PROJET DE LOI CONTRE LES FAKE NEWS

Il faut dissuader, certes, les diffuseurs de fausses informations, mais pas avec un outil juridique répressif qui fasse peur à ceux qui veulent critiquer la gestion de la chose publique ou des magouilles dont ils sont victimes.

Monsieur le ministre d’Etat chargé des droits de l’Homme, la question n’est pas tranchée. Votre lapsus est révélateur. «La version dont quelques dispositions ont été publiées sur les réseaux sociaux est devenue désuète, car elle avait fait l’objet de critiques formulées par des membres du gouvernement. D’où la décision de réviser son contenu par une commission technique. Tout ce qui s’est dit ou se dit à ce sujet est aujourd’hui prématuré. La version qui sera transmise au Parlement est la seule qui pourra être discutée», a déclaré El Mustapha Ramid à Médias 24. D’abord, plaçons les déclarations de M. Ramid dans leur contexte.

On parle du projet de loi 22.20 encadrant l’usage des réseaux sociaux. Sur ces mêmes réseaux socio-numériques, un tollé a éclaté ces deux derniers jours suite à la diffusion d’extraits de ce projet sur les comptes Facebook et Twitter du youtubeur Mustapha Swinga. Adopté le 19 mars 2020 en Conseil du gouvernement, le texte déjà décrié n’avait jusque là jamais été rendu public. Les extraits dévoilés portent, entre autres, sur des articles réprimant l’appel, via les réseaux sociaux, au boycott de produits, marchandises et services (entre 6 mois et 3 ans d’emprisonnement et une amende de 5.000 à 50.000 DH ou l’une des deux peines seulement), ainsi que l’incitation du public au retrait de leur argent des établissements de crédits et organismes assimilés.

Période électorale
Un autre article punit, lui, le fait de diffuser de fausses informations susceptibles de jeter le doute sur la qualité et sécurité de produits... Ce n’est pas la bonne version, s’accordent à dire des sources gouvernementales. Puis vient M. Ramid pour nous révéler que «la version dont quelques dispositions ont été publiées sur les réseaux sociaux est devenue désuète, car elle avait fait l’objet de critiques formulées par des membres du gouvernement ». Donc, cette version n’est pas une fake news en soi. Elle a existé. Elle existe toujours. Après son adoption par l’Exécutif, le texte a été placé entre les mains d’une commission technique pour le revoir partiellement avant d’être soumis au Parlement. Et c’est ce qui compte pour l’heure.
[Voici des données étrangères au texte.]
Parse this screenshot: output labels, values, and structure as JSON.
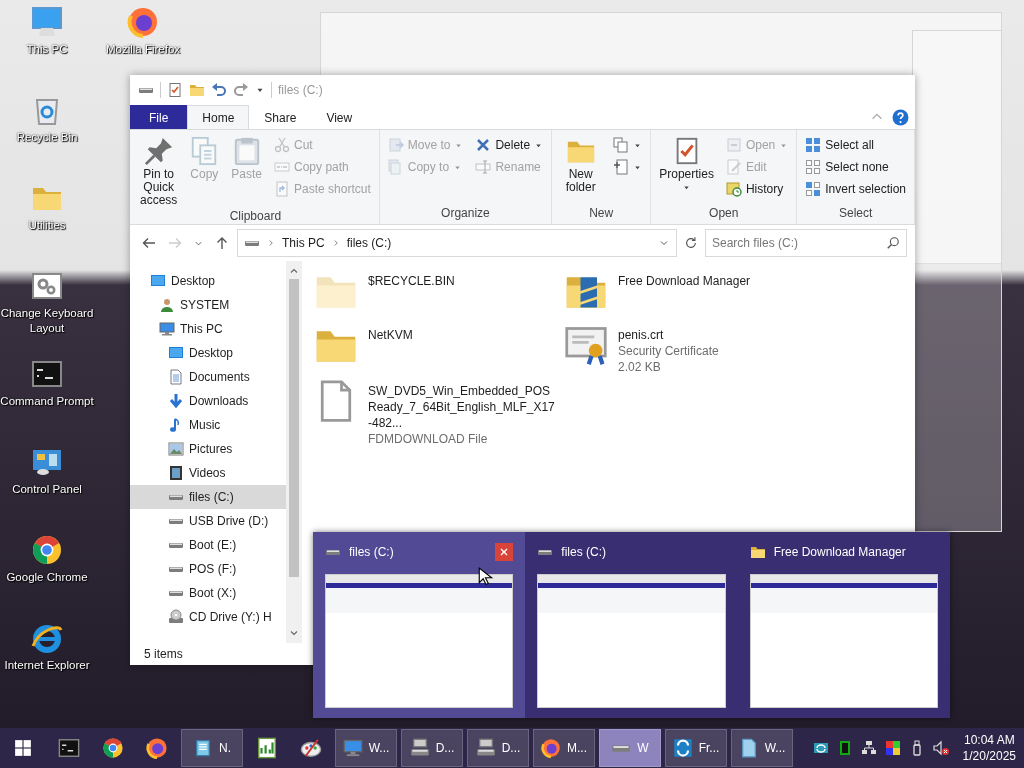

Comment au sein du gouvernement peut-on parler de faire taire la liberté d’expression parce que le business de certains hommes d’affaires va être négativement impacté? Un exemple terre-à-terre permet de mesurer l’ampleur de ce scandale. Un jeune internaute, insatisfait de la qualité d’un produit qu’il a consommé, en parle sur Facebook. Il sera alors, pour sa prise de position, poursuivi en justice et écopera d’une peine privative de liberté. Comment une telle réflexion a-t-elle pu même effleurer l’esprit de membres de la majorité gouvernementale alors qu’elle constitue une régression calamiteuse des droits humains et des libertés individuelles et d’expression? Comment certaines composantes du gouvernement ont-elles pu accepter qu’une telle version soit adoptée?

Le projet de loi questionne car les informations potentiellement concernées peuvent être aussi celles publiées en période électorale: législatives, municipales.... Les formulations du texte sont en outre parfois très floues, ce qui ne rassure pas. Plus inquiétant encore est le silence des partis de l’opposition. On est tous contre les fake news (intox ou fausses informations selon le néologisme français) qui se propagent rapidement sur les nouveaux médias sociaux quand elles touchent la sûreté et la sécurité des Marocains et du pays. En dehors de ces considérations, légitimes par ailleurs, on ne peut permettre que sous réserve de lutter contre les fausses informations et la diffamation, le gouvernement réprime la liberté d’expression et répande un sentiment de terreur.

Il faut dissuader, certes, les diffuseurs de fausses informations, mais pas avec un outil juridique répressif qui fasse peur à ceux qui veulent critiquer la gestion de la chose publique ou des magouilles dont ils sont victimes.